Zwei Wochen ist es nun schon her, dass 12 Elfen (Cacher) unserem Aufruf in die Elbe-Havel-Region gefolgt sind. Sie hatten einen Weg und ein Ziel: den Flutopfern in und um Schönhausen zu helfen.

Zwei Wochen sind nun vergangen, zwei Wochen in denen wir uns nach der Organisation mal eine Auszeit von allem erlaubt haben. Wir können das, die Leute vor Ort jedoch nicht! Leider.





Zeit für einen Rückblick:


Freitag:

Unsere Anreise ging latent chaotisch von statten – Chefs die keinen Urlaub gaben, nicht enden wollender Stau und eine komische Google-Navigation durch eine Region, wo der Solidaritätszuschlag sicherlich nicht ankam.

Es folgte eine lange Nacht der Anreise. Gonzo0815 war als erster vor Ort. Heiduane_Vonny und Denwit folgten gegen 23 Uhr. Irgendwann gegen 1.45 Uhr standen auch Patrick.Daddato und Tickety ein. Irgendwann im Laufe der Morgenstunden fanden auch die NE-Finders ihren Weg zu uns. Sie waren die ganze Nacht durchgefahren. (Dies sollte sich für NE-Finder-Papa noch rächen)

Samstag:

Morgens frühstückten wir in der Gemeinschaft und währenddessen gesellte sich auch die fleißige schedar1 aus Salzwedel zu uns. Sie schien sehr dankbar, denn wie auch wir wollte sie gerne seit Wochen helfen und war froh nun endlich einen konkreten Einsatzort zu haben. In der Kolonne ging es dann in das 20 Km entfernte Schönhausen.

Der Weg dorthin führte links-elbisch durch viele kleine und große wunderschöne Urlaubsorte, vorbei an einer blühenden, grünen Natur. „Echt schön hier“, schallte es durch das Auto. Es ging über die Elbbrücke und dann... dann wurde es still im Auto.


Aus den grünen Feldern wurde ein brau-grauer Teppich. Überall standen kleine Seen. Es roch nach „Hochwasser“ (dieser Geruch ist individuell und den werden wir wohl so schnell nicht vergessen).

Die Anwohner erzählten uns später, dass kurz bevor der Deich brach, es auch ganz still draußen war. Kein Tier, kein Vogel, keine Bäume die im Wind tanzten, nur Totenstille und dann kam das Wasser.

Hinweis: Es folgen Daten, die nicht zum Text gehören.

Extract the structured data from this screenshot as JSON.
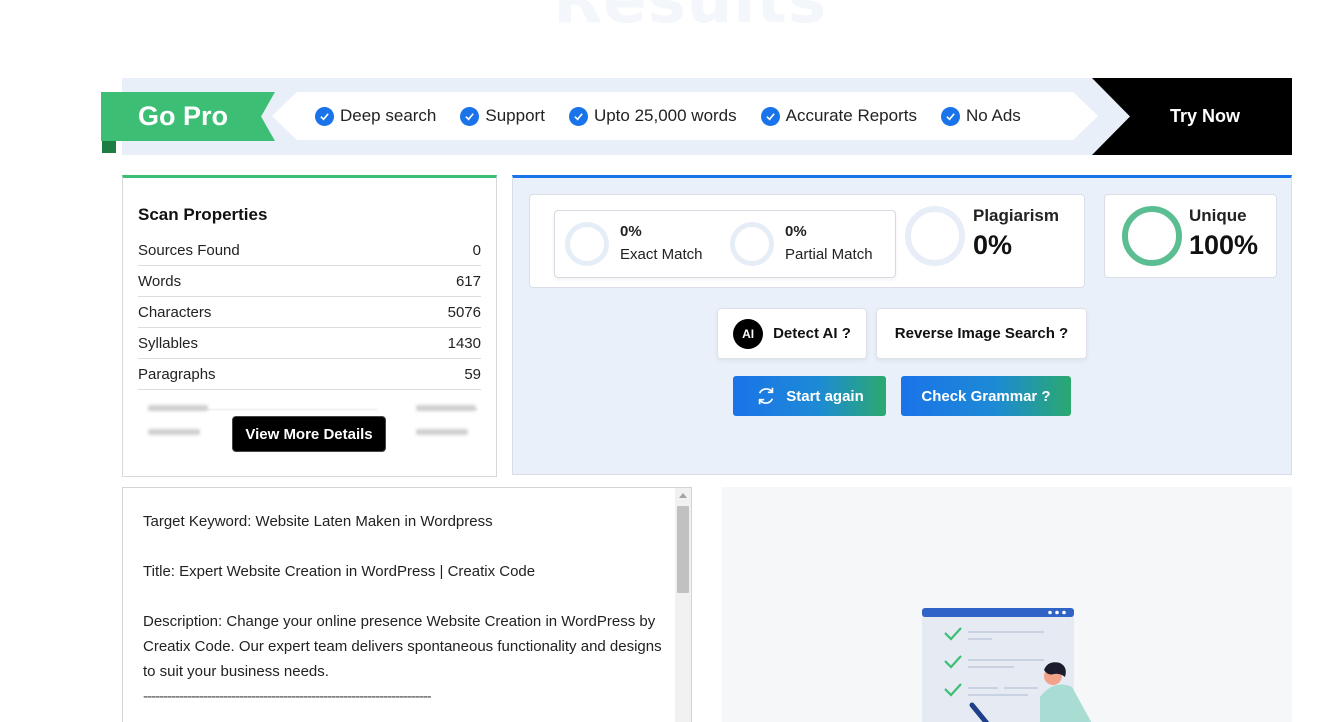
{
  "page": {
    "ghost_heading": "Results"
  },
  "banner": {
    "go_pro_label": "Go Pro",
    "features": [
      "Deep search",
      "Support",
      "Upto 25,000 words",
      "Accurate Reports",
      "No Ads"
    ],
    "try_now_label": "Try Now",
    "colors": {
      "go_pro": "#3cbf75",
      "check": "#1a73e8",
      "try_now_bg": "#000000"
    }
  },
  "scan_properties": {
    "title": "Scan Properties",
    "rows": [
      {
        "label": "Sources Found",
        "value": "0"
      },
      {
        "label": "Words",
        "value": "617"
      },
      {
        "label": "Characters",
        "value": "5076"
      },
      {
        "label": "Syllables",
        "value": "1430"
      },
      {
        "label": "Paragraphs",
        "value": "59"
      }
    ],
    "view_more_label": "View More Details"
  },
  "results": {
    "exact_match": {
      "value": "0%",
      "label": "Exact Match"
    },
    "partial_match": {
      "value": "0%",
      "label": "Partial Match"
    },
    "plagiarism": {
      "label": "Plagiarism",
      "value": "0%"
    },
    "unique": {
      "label": "Unique",
      "value": "100%"
    },
    "detect_ai_label": "Detect AI ?",
    "detect_ai_badge": "AI",
    "reverse_image_label": "Reverse Image Search ?",
    "start_again_label": "Start again",
    "check_grammar_label": "Check Grammar ?",
    "colors": {
      "unique_ring": "#5bbd92",
      "accent": "#1a73e8"
    }
  },
  "text_pane": {
    "keyword_line": "Target Keyword:  Website Laten Maken in Wordpress",
    "title_line": "Title: Expert Website Creation in WordPress | Creatix Code",
    "description_line": "Description: Change your online presence Website Creation in WordPress by Creatix Code. Our expert team delivers spontaneous functionality and designs to suit your business needs.",
    "separator": "------------------------------------------------------------------------"
  }
}
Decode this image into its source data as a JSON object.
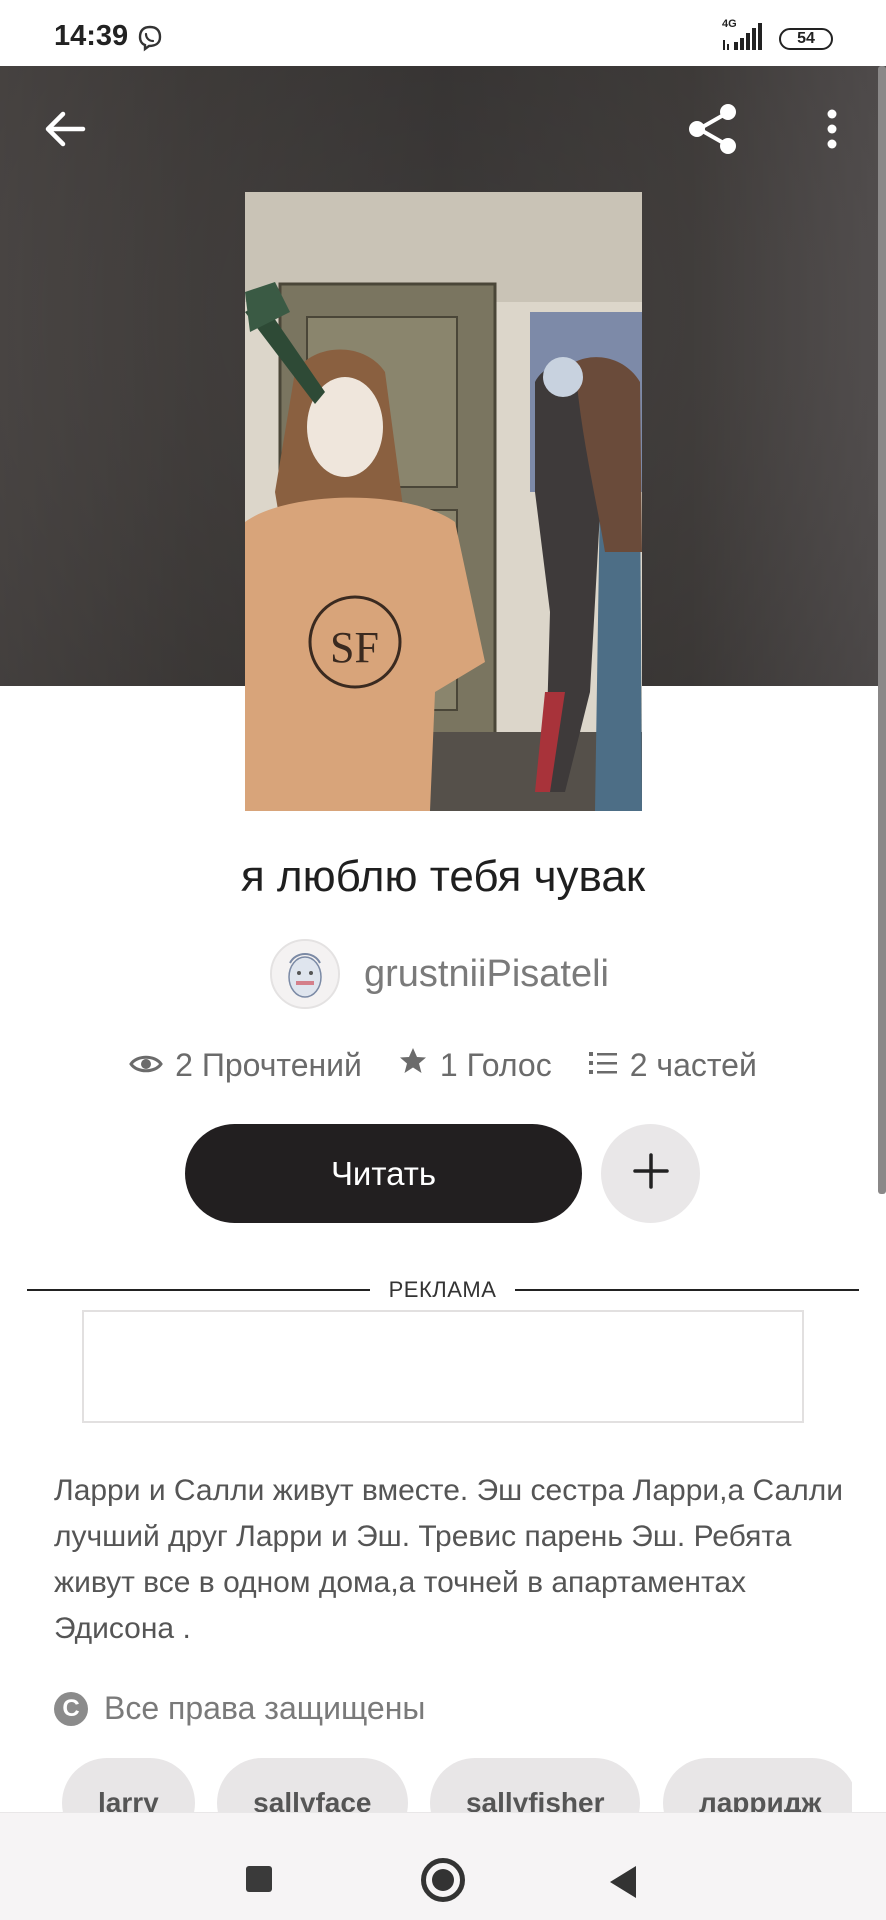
{
  "status": {
    "time": "14:39",
    "network": "4G",
    "battery": "54"
  },
  "story": {
    "title": "я люблю тебя чувак",
    "author": "grustniiPisateli",
    "stats": {
      "reads": "2 Прочтений",
      "votes": "1 Голос",
      "parts": "2 частей"
    },
    "read_label": "Читать",
    "description": "Ларри и Салли живут вместе. Эш сестра Ларри,а Салли лучший друг Ларри и Эш. Тревис парень Эш. Ребята живут все в одном дома,а точней в апартаментах Эдисона .",
    "copyright": "Все права защищены",
    "tags": [
      "larry",
      "sallyface",
      "sallyfisher",
      "ларридж"
    ]
  },
  "ad": {
    "label": "РЕКЛАМА"
  },
  "icons": {
    "back": "arrow-left-icon",
    "share": "share-icon",
    "more": "more-vertical-icon",
    "reads": "eye-icon",
    "votes": "star-icon",
    "parts": "list-icon",
    "add": "plus-icon",
    "copyright": "copyright-icon"
  },
  "colors": {
    "primary_button": "#221f20",
    "secondary_button": "#e9e7e8",
    "hero_bg": "#454140",
    "muted_text": "#6b6b6b"
  }
}
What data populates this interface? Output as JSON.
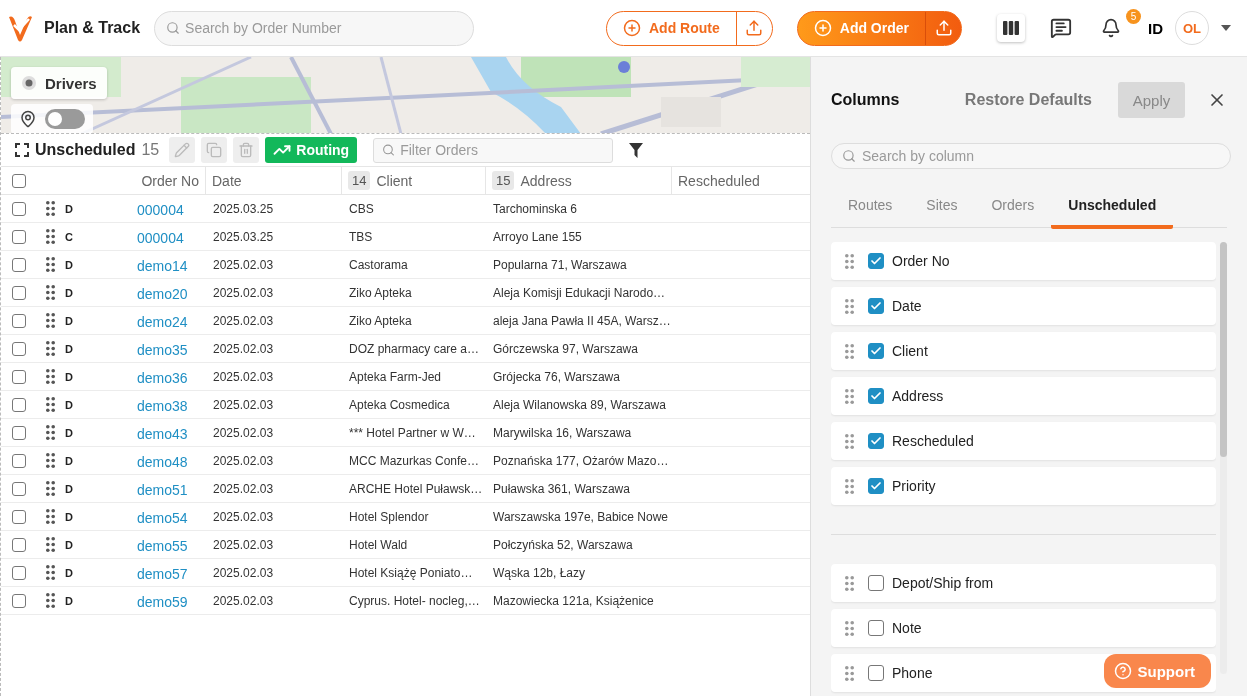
{
  "header": {
    "app_title": "Plan & Track",
    "search": {
      "placeholder": "Search by Order Number"
    },
    "add_route": "Add Route",
    "add_order": "Add Order",
    "notification_count": "5",
    "language": "ID",
    "avatar": "OL"
  },
  "map": {
    "kind": "picture",
    "drivers_label": "Drivers",
    "pin_toggle_on": false
  },
  "orders_panel": {
    "title": "Unscheduled",
    "count": "15",
    "actions": [
      {
        "kind": "edit",
        "disabled": true
      },
      {
        "kind": "copy",
        "disabled": true
      },
      {
        "kind": "delete",
        "disabled": true
      }
    ],
    "routing_button": "Routing",
    "filter": {
      "placeholder": "Filter Orders"
    },
    "select_all_checked": false,
    "columns": [
      {
        "label": "Order No"
      },
      {
        "label": "Date"
      },
      {
        "label": "Client",
        "badge": "14"
      },
      {
        "label": "Address",
        "badge": "15"
      },
      {
        "label": "Rescheduled"
      }
    ],
    "rows": [
      {
        "checked": false,
        "type": "D",
        "order_no": "000004",
        "date": "2025.03.25",
        "client": "CBS",
        "address": "Tarchominska 6"
      },
      {
        "checked": false,
        "type": "C",
        "order_no": "000004",
        "date": "2025.03.25",
        "client": "TBS",
        "address": "Arroyo Lane 155"
      },
      {
        "checked": false,
        "type": "D",
        "order_no": "demo14",
        "date": "2025.02.03",
        "client": "Castorama",
        "address": "Popularna 71, Warszawa"
      },
      {
        "checked": false,
        "type": "D",
        "order_no": "demo20",
        "date": "2025.02.03",
        "client": "Ziko Apteka",
        "address": "Aleja Komisji Edukacji Narodo…"
      },
      {
        "checked": false,
        "type": "D",
        "order_no": "demo24",
        "date": "2025.02.03",
        "client": "Ziko Apteka",
        "address": "aleja Jana Pawła II 45A, Warsz…"
      },
      {
        "checked": false,
        "type": "D",
        "order_no": "demo35",
        "date": "2025.02.03",
        "client": "DOZ pharmacy care a…",
        "address": "Górczewska 97, Warszawa"
      },
      {
        "checked": false,
        "type": "D",
        "order_no": "demo36",
        "date": "2025.02.03",
        "client": "Apteka Farm-Jed",
        "address": "Grójecka 76, Warszawa"
      },
      {
        "checked": false,
        "type": "D",
        "order_no": "demo38",
        "date": "2025.02.03",
        "client": "Apteka Cosmedica",
        "address": "Aleja Wilanowska 89, Warszawa"
      },
      {
        "checked": false,
        "type": "D",
        "order_no": "demo43",
        "date": "2025.02.03",
        "client": "*** Hotel Partner w W…",
        "address": "Marywilska 16, Warszawa"
      },
      {
        "checked": false,
        "type": "D",
        "order_no": "demo48",
        "date": "2025.02.03",
        "client": "MCC Mazurkas Confe…",
        "address": "Poznańska 177, Ożarów Mazo…"
      },
      {
        "checked": false,
        "type": "D",
        "order_no": "demo51",
        "date": "2025.02.03",
        "client": "ARCHE Hotel Puławsk…",
        "address": "Puławska 361, Warszawa"
      },
      {
        "checked": false,
        "type": "D",
        "order_no": "demo54",
        "date": "2025.02.03",
        "client": "Hotel Splendor",
        "address": "Warszawska 197e, Babice Nowe"
      },
      {
        "checked": false,
        "type": "D",
        "order_no": "demo55",
        "date": "2025.02.03",
        "client": "Hotel Wald",
        "address": "Połczyńska 52, Warszawa"
      },
      {
        "checked": false,
        "type": "D",
        "order_no": "demo57",
        "date": "2025.02.03",
        "client": "Hotel Książę Poniato…",
        "address": "Wąska 12b, Łazy"
      },
      {
        "checked": false,
        "type": "D",
        "order_no": "demo59",
        "date": "2025.02.03",
        "client": "Cyprus. Hotel- nocleg,…",
        "address": "Mazowiecka 121a, Książenice"
      }
    ]
  },
  "columns_panel": {
    "title": "Columns",
    "restore": "Restore Defaults",
    "apply": "Apply",
    "search": {
      "placeholder": "Search by column"
    },
    "tabs": [
      {
        "label": "Routes",
        "selected": false
      },
      {
        "label": "Sites",
        "selected": false
      },
      {
        "label": "Orders",
        "selected": false
      },
      {
        "label": "Unscheduled",
        "selected": true
      }
    ],
    "visible": [
      {
        "label": "Order No",
        "checked": true
      },
      {
        "label": "Date",
        "checked": true
      },
      {
        "label": "Client",
        "checked": true
      },
      {
        "label": "Address",
        "checked": true
      },
      {
        "label": "Rescheduled",
        "checked": true
      },
      {
        "label": "Priority",
        "checked": true
      }
    ],
    "hidden": [
      {
        "label": "Depot/Ship from",
        "checked": false
      },
      {
        "label": "Note",
        "checked": false
      },
      {
        "label": "Phone",
        "checked": false
      }
    ]
  },
  "support": "Support"
}
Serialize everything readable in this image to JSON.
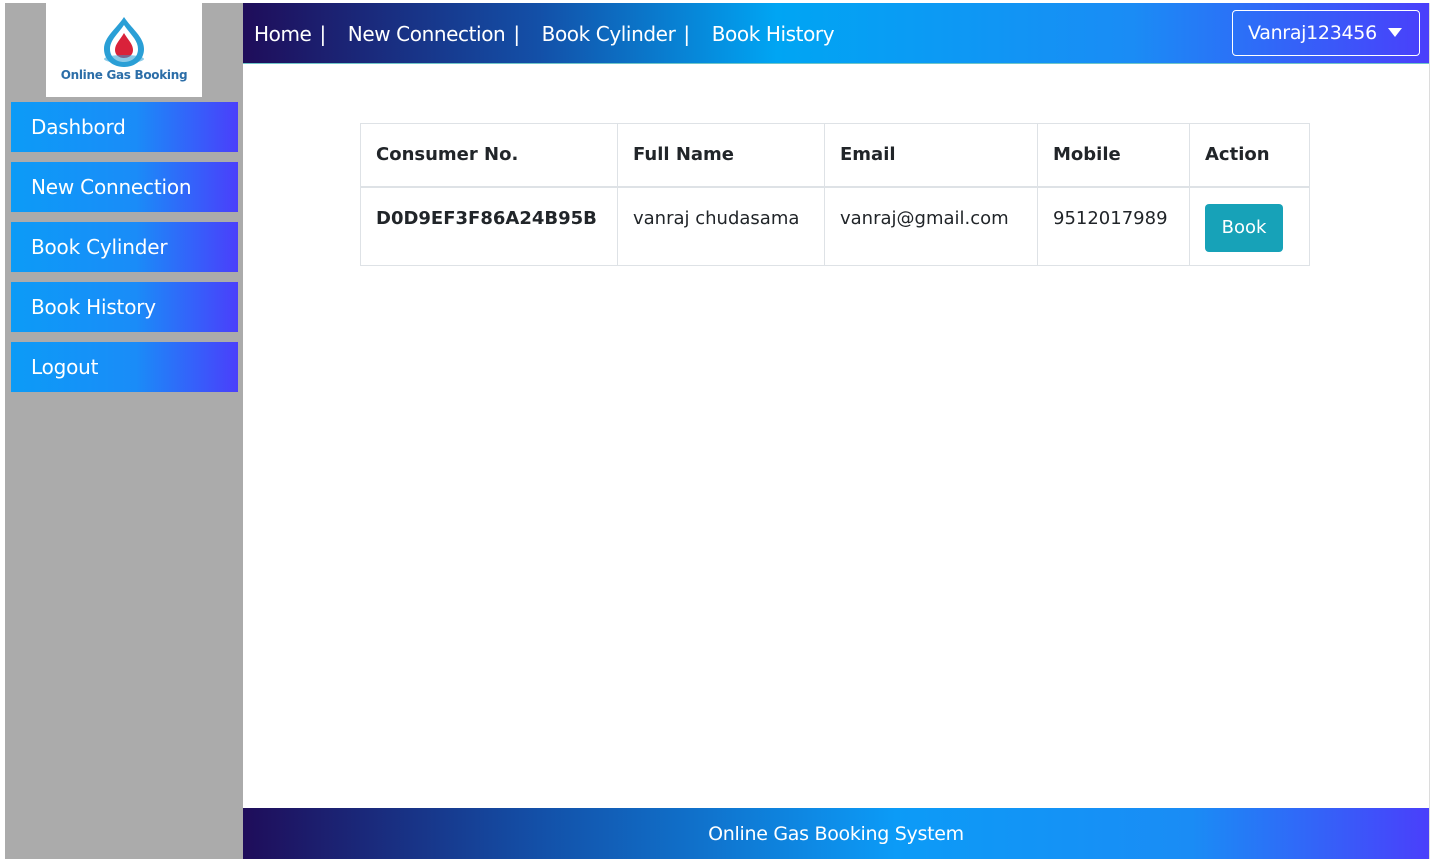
{
  "logo": {
    "text": "Online Gas Booking",
    "colors": {
      "flame": "#d9223a",
      "ring": "#2a9fd6"
    }
  },
  "sidebar": {
    "items": [
      {
        "label": "Dashbord"
      },
      {
        "label": "New Connection"
      },
      {
        "label": "Book Cylinder"
      },
      {
        "label": "Book History"
      },
      {
        "label": "Logout"
      }
    ]
  },
  "topnav": {
    "links": [
      {
        "label": "Home"
      },
      {
        "label": "New Connection"
      },
      {
        "label": "Book Cylinder"
      },
      {
        "label": "Book History"
      }
    ],
    "separator": "|",
    "user": "Vanraj123456"
  },
  "table": {
    "headers": [
      "Consumer No.",
      "Full Name",
      "Email",
      "Mobile",
      "Action"
    ],
    "rows": [
      {
        "consumer_no": "D0D9EF3F86A24B95B",
        "full_name": "vanraj chudasama",
        "email": "vanraj@gmail.com",
        "mobile": "9512017989",
        "action": "Book"
      }
    ]
  },
  "footer": {
    "text": "Online Gas Booking System"
  },
  "colors": {
    "sidebar_bg": "#ababab",
    "nav_gradient_start": "#1f0d5a",
    "nav_gradient_end": "#4a3ffb",
    "book_button": "#17a2b8"
  }
}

Treffpunkt Kirche, 10.30 Uhr.
Dort wartete Spamade zusammen mit Daniela (Tochter des Verbandsbürgermeisters) auf uns. Nach einiger Zeit kamen auch Stattler_MD und die Flachzangen dazu. Es gab sie also doch, die „Geocacher ohne Grenzen“, Leute die wie wir nicht wegsahen. Die sich über die Medien hinaus informierten und wussten, dass hier viele Menschen und die Natur jede Hilfe brauchen kann.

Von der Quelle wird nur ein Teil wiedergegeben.